Ma è un vecchio vizio dell'ICCI quello di ospitare esponenti di spicco del mondo islamico più radicale. Uno di questi è sicuramente il saudita Mullah Aed al-Qarni, diventato famoso quando nel 2005, ad Iqra TV ha tenuto un sermone contro i " fratelli di scimmie e maiali " (cioè israeliani ed ebrei) chiedendo che le loro gole venissero "tagliate e i crani frantumati". L'Irlanda è diventata, negli anni, così tanto terra di gemellaggio con l'islam, specie quello legato ai Fratelli musulmani, che alcune informazioni ricavate nel 2006 dal Dipartimento di Stato e dall'Ambasciata degli Stati Uniti in Irlanda - tenute nascoste e poi pubblicate da Wikileaks nel 2011 - hanno rivelato che l'amministrazione di George W. Bush stava cercando di scoprire se il Consiglio europeo per Fatwa e la ricerca con base in Irlanda stesse lavorando per legittimare la sharia in Europa. James Kenny, all'epoca ambasciatore americano in Irlanda, era convinto del fatto che al di fuori del Qatar, l'Irlanda aveva la più imponente presenza dei Fratelli Musulmani, e che fosse direttamente al-Qaradawi a "gestire l'islam in Irlanda".
L'apertura della società irlandese all'islam ha fatto sì che i gruppi jihadisti si sentano a casa loro in maniera del tutto naturale. E se la politica irlandese dimostra spassionatamente di essere protesa a favorire la narrativa islamica sul conflitto arabo-palestinese, diventa allora naturale accettare come imam di una moschea locale un membro di Hamas, Yayah al-Huessin. Nella provincia dell'Irlanda del Nord l'orizzonte è fatto anche di bandiere palestinesi che sventolano fuori dalle abitazioni private.

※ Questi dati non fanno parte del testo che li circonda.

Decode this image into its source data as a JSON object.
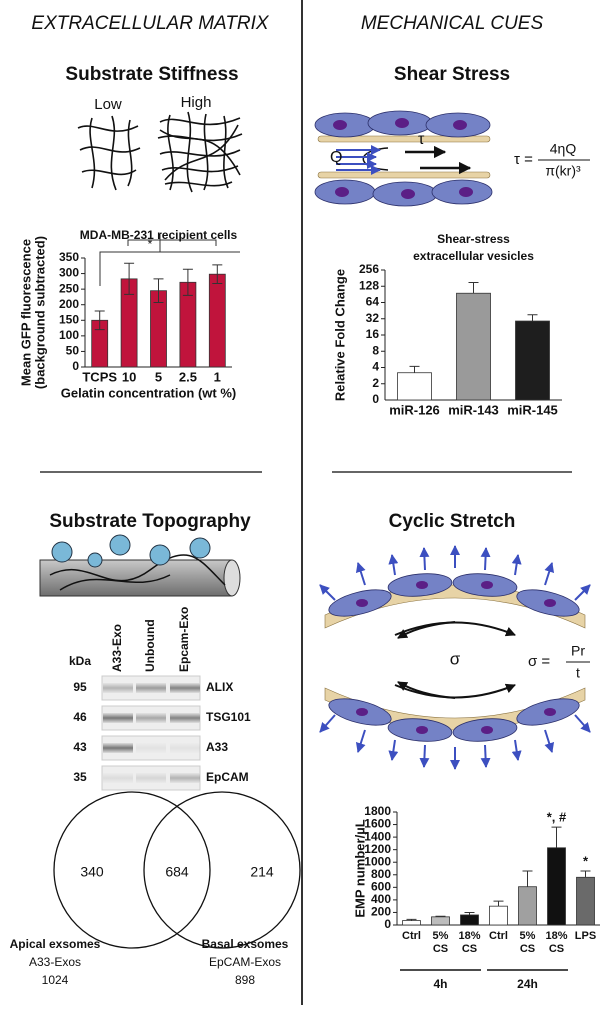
{
  "left_header": "EXTRACELLULAR MATRIX",
  "right_header": "MECHANICAL CUES",
  "stiffness": {
    "title": "Substrate Stiffness",
    "low": "Low",
    "high": "High"
  },
  "shear": {
    "title": "Shear Stress",
    "flow": "Q",
    "tau": "τ",
    "formula": {
      "lhs": "τ =",
      "numerator": "4ηQ",
      "denominator": "π(kr)³"
    }
  },
  "topography": {
    "title": "Substrate Topography",
    "blot": {
      "unit": "kDa",
      "columns": [
        "A33-Exo",
        "Unbound",
        "Epcam-Exo"
      ],
      "rows": [
        {
          "kda": 95,
          "label": "ALIX"
        },
        {
          "kda": 46,
          "label": "TSG101"
        },
        {
          "kda": 43,
          "label": "A33"
        },
        {
          "kda": 35,
          "label": "EpCAM"
        }
      ]
    },
    "venn": {
      "left": 340,
      "overlap": 684,
      "right": 214,
      "left_label": [
        "Apical exsomes",
        "A33-Exos",
        "1024"
      ],
      "right_label": [
        "Basal exsomes",
        "EpCAM-Exos",
        "898"
      ]
    }
  },
  "stretch": {
    "title": "Cyclic Stretch",
    "sigma": "σ",
    "formula": {
      "lhs": "σ =",
      "numerator": "Pr",
      "denominator": "t"
    }
  },
  "chart_data": [
    {
      "type": "bar",
      "title": "MDA-MB-231 recipient cells",
      "y_label": [
        "Mean GFP fluorescence",
        "(background subtracted)"
      ],
      "x_label": "Gelatin concentration (wt %)",
      "categories": [
        "TCPS",
        "10",
        "5",
        "2.5",
        "1"
      ],
      "values": [
        150,
        283,
        245,
        272,
        298
      ],
      "errors": [
        30,
        50,
        38,
        42,
        30
      ],
      "error_bars": "both",
      "color": "#c0143c",
      "ylim": [
        0,
        350
      ],
      "yticks": [
        0,
        50,
        100,
        150,
        200,
        250,
        300,
        350
      ],
      "significance": "*"
    },
    {
      "type": "bar",
      "title": [
        "Shear-stress",
        "extracellular vesicles"
      ],
      "y_label": [
        "Relative Fold Change"
      ],
      "categories": [
        "miR-126",
        "miR-143",
        "miR-145"
      ],
      "values": [
        3.2,
        95,
        29
      ],
      "errors": [
        1,
        55,
        9
      ],
      "error_bars": "upper",
      "colors": [
        "#ffffff",
        "#9a9a9a",
        "#1e1e1e"
      ],
      "log_base": 2,
      "ylim": [
        1,
        256
      ],
      "y_origin_label": "0",
      "yticks": [
        2,
        4,
        8,
        16,
        32,
        64,
        128,
        256
      ]
    },
    {
      "type": "bar",
      "y_label": [
        "EMP number/µL"
      ],
      "categories": [
        "Ctrl",
        "5% CS",
        "18% CS",
        "Ctrl",
        "5% CS",
        "18% CS",
        "LPS"
      ],
      "values": [
        70,
        130,
        160,
        300,
        610,
        1230,
        760
      ],
      "errors": [
        20,
        10,
        40,
        80,
        250,
        330,
        100
      ],
      "error_bars": "upper",
      "colors": [
        "#ffffff",
        "#bdbdbd",
        "#111111",
        "#ffffff",
        "#a0a0a0",
        "#111111",
        "#6a6a6a"
      ],
      "markers": [
        null,
        null,
        null,
        null,
        null,
        "*, #",
        "*"
      ],
      "groups": [
        {
          "label": "4h",
          "span": 3
        },
        {
          "label": "24h",
          "span": 3
        }
      ],
      "ylim": [
        0,
        1800
      ],
      "yticks": [
        0,
        200,
        400,
        600,
        800,
        1000,
        1200,
        1400,
        1600,
        1800
      ]
    }
  ]
}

E allora cosa c'è da meravigliarsi se Saeb Erekat, diplomatico palestinese ed esponente dell'Organizzazione per la Liberazione della Palestina, ha accolto con favore il disegno di legge del Senato irlandese? In una dichiarazione citata dall'agenzia di stampa ufficiale dell'Autorità palestinese Wafa, Erekat ha detto così : "Questo coraggioso passo si basa sugli storici legami tra l'Irlanda e la Palestina, e [mostra] la via da seguire per il resto dell'Unione Europea".